A video posted to social media appears to show caregivers taunting a 91-year-old woman in an Illinois nursing home. In response, her family is suing the facility and two of its former employees.
Margaret Collins, who has dementia, does not like hospital gowns and prefers to wear her own clothes, according to a lawsuit filed in Cook County Circuit Court on Wednesday. That’s why she appears so troubled in the video, as a worker continually places the gown on her, and she swings her arms to push it away from her bed.
The workers, who the lawsuit alleges knew Collins did not like the gowns, attempted to make her wear the gown and “used their position of power and influence to harass, taunt, bully, degrade and take advantage of Margaret.”

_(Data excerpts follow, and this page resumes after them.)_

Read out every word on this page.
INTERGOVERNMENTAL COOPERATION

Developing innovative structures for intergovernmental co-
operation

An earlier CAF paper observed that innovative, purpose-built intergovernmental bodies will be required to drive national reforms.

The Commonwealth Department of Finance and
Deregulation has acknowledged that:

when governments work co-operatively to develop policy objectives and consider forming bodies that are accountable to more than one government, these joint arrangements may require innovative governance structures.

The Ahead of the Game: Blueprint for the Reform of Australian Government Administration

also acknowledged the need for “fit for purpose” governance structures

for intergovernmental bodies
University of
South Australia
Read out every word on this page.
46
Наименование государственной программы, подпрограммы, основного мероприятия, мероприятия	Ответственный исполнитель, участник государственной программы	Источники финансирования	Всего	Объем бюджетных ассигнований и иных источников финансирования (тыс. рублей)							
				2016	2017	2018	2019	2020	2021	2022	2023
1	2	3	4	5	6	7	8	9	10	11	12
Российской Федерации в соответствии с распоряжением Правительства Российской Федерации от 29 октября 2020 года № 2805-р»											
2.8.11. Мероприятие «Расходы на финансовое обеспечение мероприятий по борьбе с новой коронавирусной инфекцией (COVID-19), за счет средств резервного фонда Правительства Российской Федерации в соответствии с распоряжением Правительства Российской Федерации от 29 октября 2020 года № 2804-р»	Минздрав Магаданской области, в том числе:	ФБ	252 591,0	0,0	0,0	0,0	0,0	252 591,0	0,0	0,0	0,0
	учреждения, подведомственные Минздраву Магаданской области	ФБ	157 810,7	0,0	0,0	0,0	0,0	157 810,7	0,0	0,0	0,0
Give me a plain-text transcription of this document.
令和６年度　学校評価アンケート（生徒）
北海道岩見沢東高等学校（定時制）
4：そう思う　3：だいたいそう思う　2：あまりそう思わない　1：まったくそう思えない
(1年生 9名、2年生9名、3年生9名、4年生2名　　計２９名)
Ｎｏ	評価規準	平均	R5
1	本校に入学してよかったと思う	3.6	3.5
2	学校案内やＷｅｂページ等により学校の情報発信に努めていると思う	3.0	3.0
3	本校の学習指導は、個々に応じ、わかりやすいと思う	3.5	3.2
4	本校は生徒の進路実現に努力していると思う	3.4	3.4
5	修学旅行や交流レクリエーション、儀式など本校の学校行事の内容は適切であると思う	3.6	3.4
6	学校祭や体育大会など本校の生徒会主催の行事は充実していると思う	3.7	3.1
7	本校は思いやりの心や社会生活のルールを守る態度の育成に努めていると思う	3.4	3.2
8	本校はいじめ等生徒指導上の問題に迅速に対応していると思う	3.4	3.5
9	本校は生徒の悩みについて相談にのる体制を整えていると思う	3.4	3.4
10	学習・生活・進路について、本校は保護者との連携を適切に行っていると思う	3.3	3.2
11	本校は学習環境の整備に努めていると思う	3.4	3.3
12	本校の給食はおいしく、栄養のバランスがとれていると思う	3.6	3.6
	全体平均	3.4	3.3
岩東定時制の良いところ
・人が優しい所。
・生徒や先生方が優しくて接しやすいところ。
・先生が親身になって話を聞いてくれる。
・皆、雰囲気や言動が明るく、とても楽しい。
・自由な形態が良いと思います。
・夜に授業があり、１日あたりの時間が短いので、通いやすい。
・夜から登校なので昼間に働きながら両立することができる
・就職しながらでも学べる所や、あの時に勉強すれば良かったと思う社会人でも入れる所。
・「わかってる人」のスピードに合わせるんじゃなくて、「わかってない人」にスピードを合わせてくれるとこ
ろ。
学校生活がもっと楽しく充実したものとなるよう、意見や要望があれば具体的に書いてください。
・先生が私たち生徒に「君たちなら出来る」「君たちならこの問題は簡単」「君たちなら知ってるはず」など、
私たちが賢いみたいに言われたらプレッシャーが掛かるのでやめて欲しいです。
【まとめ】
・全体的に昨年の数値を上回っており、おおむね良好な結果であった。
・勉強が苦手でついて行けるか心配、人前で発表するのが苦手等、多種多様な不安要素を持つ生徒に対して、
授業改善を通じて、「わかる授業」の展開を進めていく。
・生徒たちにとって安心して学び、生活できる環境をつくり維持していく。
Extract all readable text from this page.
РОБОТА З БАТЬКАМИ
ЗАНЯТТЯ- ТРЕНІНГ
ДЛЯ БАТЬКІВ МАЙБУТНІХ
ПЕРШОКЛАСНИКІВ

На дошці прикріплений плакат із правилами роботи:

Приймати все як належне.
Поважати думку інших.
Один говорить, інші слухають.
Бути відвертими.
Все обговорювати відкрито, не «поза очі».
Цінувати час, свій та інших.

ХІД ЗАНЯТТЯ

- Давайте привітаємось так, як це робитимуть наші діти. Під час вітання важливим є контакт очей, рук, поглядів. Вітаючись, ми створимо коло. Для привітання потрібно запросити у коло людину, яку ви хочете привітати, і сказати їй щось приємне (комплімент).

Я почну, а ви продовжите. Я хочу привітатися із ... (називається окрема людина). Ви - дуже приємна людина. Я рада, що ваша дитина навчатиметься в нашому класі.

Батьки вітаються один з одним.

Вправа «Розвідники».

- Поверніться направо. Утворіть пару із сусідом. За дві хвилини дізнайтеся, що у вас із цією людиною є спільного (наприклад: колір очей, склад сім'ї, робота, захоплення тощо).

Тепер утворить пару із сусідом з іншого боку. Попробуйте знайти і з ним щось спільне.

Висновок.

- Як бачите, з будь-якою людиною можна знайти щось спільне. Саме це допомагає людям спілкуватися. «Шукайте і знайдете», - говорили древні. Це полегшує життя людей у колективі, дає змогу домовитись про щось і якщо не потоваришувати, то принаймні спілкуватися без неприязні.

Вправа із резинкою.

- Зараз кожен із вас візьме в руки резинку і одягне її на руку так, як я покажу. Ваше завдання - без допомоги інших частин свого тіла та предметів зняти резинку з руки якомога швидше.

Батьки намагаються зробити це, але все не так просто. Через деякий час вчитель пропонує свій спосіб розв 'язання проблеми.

The interaction was recorded and posted on Snapchat with the caption “Margaret hates gowns!” along with the laughing-crying emoji in December 2018, according to the lawsuit. A former employee of the Abington of Glenview Nursing Home saw the video and shared it with Collins’s family, according to the family’s attorney, Margaret Battersby Black. Collins has since been moved to a different facility.
“As it sunk in, I do have to admit, I was starting to feel a bit of almost rage that somebody that we trusted to take care of our mom, that we thought she was absolutely safe and in a good place, was taking advantage of her.”
The Abington did not immediately respond to a request from The Washington Post for comment.
Caregivers Brayan Cortez and Jamie Montesa, named as defendants in the suit, were charged Jan. 8 with disorderly conduct, according to police reports. They were placed on a six-day suspension but were fired after they were charged, according to Battersby Black.
Cortez told police that he and Collins had an inside joke about her not wanting to wear a hospital gown and did not know Montesa was recording the video, according to police records. Montesa told police that she thought the interaction made Collins uncomfortable and that she had filmed it without Collins’s knowledge or permission.
“They were supposed to be caring for her,” Collins’s son, Tom, said in a statement, “but instead they frightened her and wanted to embarrass her.”
Cortez and Montesa could not immediately be reached for comment.
Collins began “suffering from nightmares” after the incident, the lawsuit alleges, and needed a full-time caregiver at night.
The Illinois Department of Public Health cited the Abington of Glenview for a failure to implement its own abuse prevention policy with regard to Collins, the lawsuit said.
According to a local news station, administrators from the nursing home said in a statement that “the privacy and dignity of our residents are of the utmost concern at The Abington. Recently, two employees were immediately terminated when it was determined that they violated our standards and policies.”
Biebel said that it was challenging to move Collins to a different facility and that the incident has had a lasting negative effect on her.
“My mom is a frail, small, kindhearted person,” Biebel said. “It just seems so unbelievable that this could happen to her.”
Battersby Black said that part of the family’s concern surrounds what else might have gone on in the facility and that Collins’s loved ones hope the lawsuit will bring more information to light.